ANDERTHALB JAHRE ERMITTELT ⋅ Eine junge Frau wurde 2016 in einer Wohnung in Wagenhausen umgebracht. Lange war es ruhig um den Fall. Doch jetzt wird bekannt: Noch in diesem Monat will die Staatsanwaltschaft Anklage erheben.

Martin Rechsteiner
Es war eine Tat, die die ganze Gemeinde schockierte: Im Januar 2016 wurde in Wagenhausen eine 25-jährige Frau umgebracht.  Der Fall war zu Beginn mysteriös – erst am 23. Januar 2016 informierte die Kantonspolizei über das schreckliche Ereignis, das sich schon am 2. Januar zugetragen hatte. Niemand im Dorf schien damals etwas geahnt oder bemerkt zu haben. Lange war es ruhig um den Fall. 

Ein Verdächtiger freigelassen

Beim Opfer handelt es sich um eine deutsche Staatsbürgerin. Sie fuhr damals mit ihrem Vater, ebenfalls ein Deutscher, von Wilhelmsdorf im Landkreis Ravensburg in die Schweiz, um mit Bekannten Silvester zu feiern. Als am 2. Januar 2016 die Ambulanz gerufen wurde, waren der Bekannte und der damals 48-jährige Vater des Opfers in der Wohnung. Die Polizei nahm sie fest.
Einen Monat später wurde der Bekannte des Opfers, ein Schweizer, wieder entlassen. Der Vater des Opfers befindet sich noch im vorzeitigen Strafvollzug.

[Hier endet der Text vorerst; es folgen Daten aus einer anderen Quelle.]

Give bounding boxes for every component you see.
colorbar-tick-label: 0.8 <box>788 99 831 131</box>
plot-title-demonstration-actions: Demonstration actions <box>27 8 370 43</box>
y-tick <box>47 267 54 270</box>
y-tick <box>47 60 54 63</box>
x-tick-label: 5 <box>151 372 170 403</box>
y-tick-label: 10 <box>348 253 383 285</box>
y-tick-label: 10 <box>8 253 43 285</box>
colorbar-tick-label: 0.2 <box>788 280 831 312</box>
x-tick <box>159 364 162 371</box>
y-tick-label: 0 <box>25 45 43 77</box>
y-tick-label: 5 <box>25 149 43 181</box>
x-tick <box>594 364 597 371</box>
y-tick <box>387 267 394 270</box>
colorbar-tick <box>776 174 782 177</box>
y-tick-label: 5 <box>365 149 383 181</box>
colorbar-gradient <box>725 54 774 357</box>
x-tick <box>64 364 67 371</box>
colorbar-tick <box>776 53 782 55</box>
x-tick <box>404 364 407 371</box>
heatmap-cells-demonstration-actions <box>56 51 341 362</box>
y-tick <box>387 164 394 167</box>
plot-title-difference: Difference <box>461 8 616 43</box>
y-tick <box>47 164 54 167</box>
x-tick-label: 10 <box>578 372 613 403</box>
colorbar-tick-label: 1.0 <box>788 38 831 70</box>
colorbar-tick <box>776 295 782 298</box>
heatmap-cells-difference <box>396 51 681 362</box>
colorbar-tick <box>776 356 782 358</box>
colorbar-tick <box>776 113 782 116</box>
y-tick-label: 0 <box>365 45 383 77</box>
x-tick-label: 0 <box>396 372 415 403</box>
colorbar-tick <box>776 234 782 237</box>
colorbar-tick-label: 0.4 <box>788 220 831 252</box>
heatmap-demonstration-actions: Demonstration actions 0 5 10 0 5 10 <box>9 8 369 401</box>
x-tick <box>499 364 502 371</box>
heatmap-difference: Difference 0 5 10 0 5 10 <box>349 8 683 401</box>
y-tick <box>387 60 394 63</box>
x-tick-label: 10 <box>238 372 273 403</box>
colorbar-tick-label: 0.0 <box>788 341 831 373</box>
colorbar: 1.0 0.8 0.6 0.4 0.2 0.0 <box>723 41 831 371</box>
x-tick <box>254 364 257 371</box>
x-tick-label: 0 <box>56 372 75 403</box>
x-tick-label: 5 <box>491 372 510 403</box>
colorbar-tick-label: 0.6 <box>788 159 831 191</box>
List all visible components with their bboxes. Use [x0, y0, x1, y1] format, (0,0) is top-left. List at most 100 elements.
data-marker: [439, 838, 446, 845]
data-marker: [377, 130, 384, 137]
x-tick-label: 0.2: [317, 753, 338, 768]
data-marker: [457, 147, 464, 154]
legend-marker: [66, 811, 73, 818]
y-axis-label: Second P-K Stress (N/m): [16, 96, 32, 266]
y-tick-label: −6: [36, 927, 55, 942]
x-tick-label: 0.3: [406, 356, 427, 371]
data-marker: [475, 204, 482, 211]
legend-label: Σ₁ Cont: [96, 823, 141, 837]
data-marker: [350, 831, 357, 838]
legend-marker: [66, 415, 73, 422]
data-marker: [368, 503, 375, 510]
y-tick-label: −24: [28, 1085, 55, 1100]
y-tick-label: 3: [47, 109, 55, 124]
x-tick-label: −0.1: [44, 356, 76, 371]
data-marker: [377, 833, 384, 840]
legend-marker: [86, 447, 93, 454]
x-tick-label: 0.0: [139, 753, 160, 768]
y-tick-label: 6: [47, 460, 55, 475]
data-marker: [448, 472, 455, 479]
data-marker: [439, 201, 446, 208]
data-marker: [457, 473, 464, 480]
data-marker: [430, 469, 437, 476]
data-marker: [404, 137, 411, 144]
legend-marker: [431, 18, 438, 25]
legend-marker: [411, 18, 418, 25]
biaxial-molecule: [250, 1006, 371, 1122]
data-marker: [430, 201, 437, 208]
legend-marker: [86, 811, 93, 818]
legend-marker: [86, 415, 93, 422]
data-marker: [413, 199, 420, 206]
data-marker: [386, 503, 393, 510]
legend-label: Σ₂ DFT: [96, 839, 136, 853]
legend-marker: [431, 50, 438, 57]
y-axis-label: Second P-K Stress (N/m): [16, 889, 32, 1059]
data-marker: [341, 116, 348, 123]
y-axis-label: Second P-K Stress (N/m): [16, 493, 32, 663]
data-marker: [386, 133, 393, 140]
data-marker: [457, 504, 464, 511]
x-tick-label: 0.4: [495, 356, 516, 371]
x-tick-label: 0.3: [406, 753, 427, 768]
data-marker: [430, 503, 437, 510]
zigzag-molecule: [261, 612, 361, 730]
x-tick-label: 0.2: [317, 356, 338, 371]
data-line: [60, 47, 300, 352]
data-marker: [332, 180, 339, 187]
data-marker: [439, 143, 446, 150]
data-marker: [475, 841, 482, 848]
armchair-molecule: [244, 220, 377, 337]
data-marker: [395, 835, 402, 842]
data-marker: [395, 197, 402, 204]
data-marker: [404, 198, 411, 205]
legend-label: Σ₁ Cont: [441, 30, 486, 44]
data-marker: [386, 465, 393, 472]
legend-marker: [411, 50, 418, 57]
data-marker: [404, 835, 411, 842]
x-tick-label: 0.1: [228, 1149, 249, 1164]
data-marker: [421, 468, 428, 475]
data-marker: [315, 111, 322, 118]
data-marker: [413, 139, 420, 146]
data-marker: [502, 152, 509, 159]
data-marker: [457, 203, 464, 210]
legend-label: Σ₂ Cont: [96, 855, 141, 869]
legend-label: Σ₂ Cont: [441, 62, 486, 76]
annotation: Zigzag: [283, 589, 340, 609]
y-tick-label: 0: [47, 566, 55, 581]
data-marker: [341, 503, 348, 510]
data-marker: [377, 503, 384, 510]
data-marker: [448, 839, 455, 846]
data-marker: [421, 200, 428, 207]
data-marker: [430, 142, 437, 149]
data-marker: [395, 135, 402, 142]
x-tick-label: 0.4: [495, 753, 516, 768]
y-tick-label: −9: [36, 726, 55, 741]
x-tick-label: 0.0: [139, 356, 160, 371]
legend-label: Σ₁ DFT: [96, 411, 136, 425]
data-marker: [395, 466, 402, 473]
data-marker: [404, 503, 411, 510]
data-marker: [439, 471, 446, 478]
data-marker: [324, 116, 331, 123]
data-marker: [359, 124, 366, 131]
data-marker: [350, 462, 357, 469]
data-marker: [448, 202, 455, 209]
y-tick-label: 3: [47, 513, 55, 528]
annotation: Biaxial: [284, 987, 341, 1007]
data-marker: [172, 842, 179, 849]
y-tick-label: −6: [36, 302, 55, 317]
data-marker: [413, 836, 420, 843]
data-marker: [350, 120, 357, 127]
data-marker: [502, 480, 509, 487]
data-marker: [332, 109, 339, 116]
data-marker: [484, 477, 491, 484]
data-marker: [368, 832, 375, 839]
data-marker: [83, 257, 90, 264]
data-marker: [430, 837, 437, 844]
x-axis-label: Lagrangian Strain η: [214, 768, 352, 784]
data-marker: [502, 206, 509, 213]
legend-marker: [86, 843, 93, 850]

Der Vorwurf lautet auf «eventualvorsätzliche Tötung». Diese Formulierung bedeutet, dass der Mann die 25-Jährige nicht absichtlich getötet hat. Bei dem was er tat, hat er aber mit ihrem Tod rechnen müssen und diesen billigend in Kauf genommen. Der Verdacht, dass ein sexueller Missbrauch vorliege, habe sich nicht erhärtet, gab die Staatsanwaltschaft letztes Jahr bekannt. 

Bei den Ermittlungen wurde eng mit der Kantonspolizei Thurgau und der Staatsanwaltschaft Ravensburg zusammengearbeitet. Auch in Deutschland wurde vorsorglich ein Verfahren gegen den Mann eröffnet. Die Verfahrensherrschaft liegt aber bei der Thurgauer Staatsanwaltschaft. Die junge Frau und ihr Vater sollen sich gemäss Medienberichten erst vor drei Jahren kennengelernt haben. Obwohl seit der Tatnacht über eineinhalb Jahre vergangen sind, hatte die Thurgauer Staatsanwaltschaft bisher noch keine Anklage erhoben. «Die Untersuchungen waren noch im Gange», sagt Mediensprecher Stefan Haffter. Aus Sicht der Staatsanwaltschaft seien unterdessen aber alle Einvernahmen abgeschlossen. «Die Anklage wird noch im September beim Bezirksgericht Frauenfeld eingereicht», sagt Haffter.